Потому что вдруг понял: сейчас я улечу, и в любом случае, даже если там работы на десять минут, до утра я на дачу Лидумса уже не попаду. И Ольга проснется в одиночестве, и не найдет меня, и никаких моих следов. Так что впору будет подумать: а уж не померещился ли я ей?
Но она будет отлично знать, что я ей не померещился. Что я был. И исчез. Не оставив даже записки в три слова. Бросив женщину, скрылся подальше с глаз долой, то ли убоявшись последствий, то ли просто сочтя эпизод исчерпанным, как уходят от женщины незнакомой, случайной, в чьей постели оказался накануне вечером потому, что сам был под градусом, и она тоже, и всем командовала похоть. Ушел, и хорошо еще, что не оставил денег на столике — плату за услугу…
Так подумает она — а что она может подумать еще? Каким иным образом сможет она объяснить происшедшее, когда прождет четверть часа, и полчаса, и час, и поймет, что меня нет, и что я ушел не в магазин за хлебом и молоком, а ушел совсем, скрылся, сбежал. И вся давешняя нежность и все, что ей показалось, вызвано было лишь тем, что мужику захотелось не упустить случая переспать с молодой и красивой женщиной. И для этого он затащил ее на чью-то пустую дачу и добился своего, и дело с концом, иди, милая девушка, на все четыре стороны…
И она пойдет. Потому что предупреждала: невнимания, пренебрежения не простит. А тут уж не только невнимание или пренебрежение. Тут… Даже не знаю, как назвать это. Она уедет сегодня же, как и обещала, уедет куда глаза глядят, подальше от города, где она не только провалялась в больнице, но где ее оскорбили так тяжко, как только можно оскорбить женщину. Где протопали в сапогах по лучшему, что было…
Она уедет, и я не буду знать, где искать ее, куда слать запросы… Черт, да я ведь даже фамилии ее не знаю!

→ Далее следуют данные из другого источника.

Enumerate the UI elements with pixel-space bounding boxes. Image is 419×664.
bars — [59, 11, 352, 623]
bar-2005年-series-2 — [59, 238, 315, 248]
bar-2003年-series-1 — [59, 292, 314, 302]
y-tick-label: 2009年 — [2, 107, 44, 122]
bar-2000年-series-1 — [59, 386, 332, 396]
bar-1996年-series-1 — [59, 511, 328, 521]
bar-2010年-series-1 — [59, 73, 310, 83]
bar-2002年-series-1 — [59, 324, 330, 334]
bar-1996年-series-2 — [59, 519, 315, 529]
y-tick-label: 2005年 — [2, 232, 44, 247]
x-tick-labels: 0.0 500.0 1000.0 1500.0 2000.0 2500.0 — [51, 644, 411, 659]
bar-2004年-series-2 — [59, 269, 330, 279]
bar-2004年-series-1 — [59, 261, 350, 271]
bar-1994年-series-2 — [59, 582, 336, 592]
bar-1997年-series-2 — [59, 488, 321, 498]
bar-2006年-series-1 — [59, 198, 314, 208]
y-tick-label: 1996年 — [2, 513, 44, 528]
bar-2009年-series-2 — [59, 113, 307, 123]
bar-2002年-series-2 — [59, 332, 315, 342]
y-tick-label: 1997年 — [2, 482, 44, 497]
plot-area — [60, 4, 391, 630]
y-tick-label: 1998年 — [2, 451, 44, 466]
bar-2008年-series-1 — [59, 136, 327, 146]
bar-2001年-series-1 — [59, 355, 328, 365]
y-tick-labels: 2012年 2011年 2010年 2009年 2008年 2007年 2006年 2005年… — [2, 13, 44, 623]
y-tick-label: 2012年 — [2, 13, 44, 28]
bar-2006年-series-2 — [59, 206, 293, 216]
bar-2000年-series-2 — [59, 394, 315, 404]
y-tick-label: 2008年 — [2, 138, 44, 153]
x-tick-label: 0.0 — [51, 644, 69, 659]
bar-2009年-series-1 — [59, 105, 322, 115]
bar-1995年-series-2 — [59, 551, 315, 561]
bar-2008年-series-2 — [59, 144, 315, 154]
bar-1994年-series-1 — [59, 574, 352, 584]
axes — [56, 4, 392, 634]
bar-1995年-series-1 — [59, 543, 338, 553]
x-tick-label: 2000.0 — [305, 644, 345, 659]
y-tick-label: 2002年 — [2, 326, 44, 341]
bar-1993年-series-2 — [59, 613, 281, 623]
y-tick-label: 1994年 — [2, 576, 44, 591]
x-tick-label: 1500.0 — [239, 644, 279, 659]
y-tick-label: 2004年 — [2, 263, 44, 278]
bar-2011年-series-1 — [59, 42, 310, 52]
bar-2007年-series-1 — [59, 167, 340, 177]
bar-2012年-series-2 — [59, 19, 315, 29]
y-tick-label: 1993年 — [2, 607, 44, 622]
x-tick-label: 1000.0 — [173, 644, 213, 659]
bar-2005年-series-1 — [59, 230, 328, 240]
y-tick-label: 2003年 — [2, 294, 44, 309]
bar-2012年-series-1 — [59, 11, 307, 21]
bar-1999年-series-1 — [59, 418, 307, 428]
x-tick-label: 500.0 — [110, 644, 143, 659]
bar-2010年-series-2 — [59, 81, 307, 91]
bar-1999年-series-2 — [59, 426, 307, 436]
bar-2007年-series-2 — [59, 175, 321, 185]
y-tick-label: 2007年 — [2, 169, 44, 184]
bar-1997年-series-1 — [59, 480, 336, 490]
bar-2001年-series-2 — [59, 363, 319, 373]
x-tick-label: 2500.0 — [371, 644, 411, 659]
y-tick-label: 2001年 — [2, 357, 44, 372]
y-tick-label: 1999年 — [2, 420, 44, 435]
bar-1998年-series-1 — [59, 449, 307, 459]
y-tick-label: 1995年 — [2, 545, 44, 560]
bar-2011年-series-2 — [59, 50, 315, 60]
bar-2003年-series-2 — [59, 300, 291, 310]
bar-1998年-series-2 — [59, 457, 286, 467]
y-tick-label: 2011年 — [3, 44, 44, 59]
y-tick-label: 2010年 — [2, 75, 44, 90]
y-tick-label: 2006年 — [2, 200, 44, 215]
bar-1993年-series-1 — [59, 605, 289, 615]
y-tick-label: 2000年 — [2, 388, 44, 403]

И я почувствовал, что надо бросить все к чертовой матери, надо, не говоря ни слова, ничего не объясняя, выбежать из этой комнаты, из этого дома, вскочить в такси, помчаться туда, на дачу, разбудить Олю, объяснить ей, что и как, и сказать, чтобы ни о чем не думала, ни в чем не сомневалась, никуда не уезжала, и ждала бы меня, потому что я непременно вернусь, как только смогу — не сегодня, так завтра, послезавтра… Оставить ей денег, чтобы не сидела голодной… Поймать свою жар-птицу, не позволить ей улететь. Это надо сделать сразу же, сию минуту, секунду… Почему же я еще здесь?
Потому что мне было приказано вылететь немедленно. И я ответил: «Есть вылететь немедленно». Потому что я не мог ответить иначе. Потому что в армии нельзя иначе, и я достаточно служу, чтобы не только понимать это, но чтобы даже не уметь иначе.
И вот тут я почувствовал, как захлестывают меня злоба и отчаяние.
Почему? Почему все это должно случиться именно так? Почему я — такой, а не какой-нибудь другой?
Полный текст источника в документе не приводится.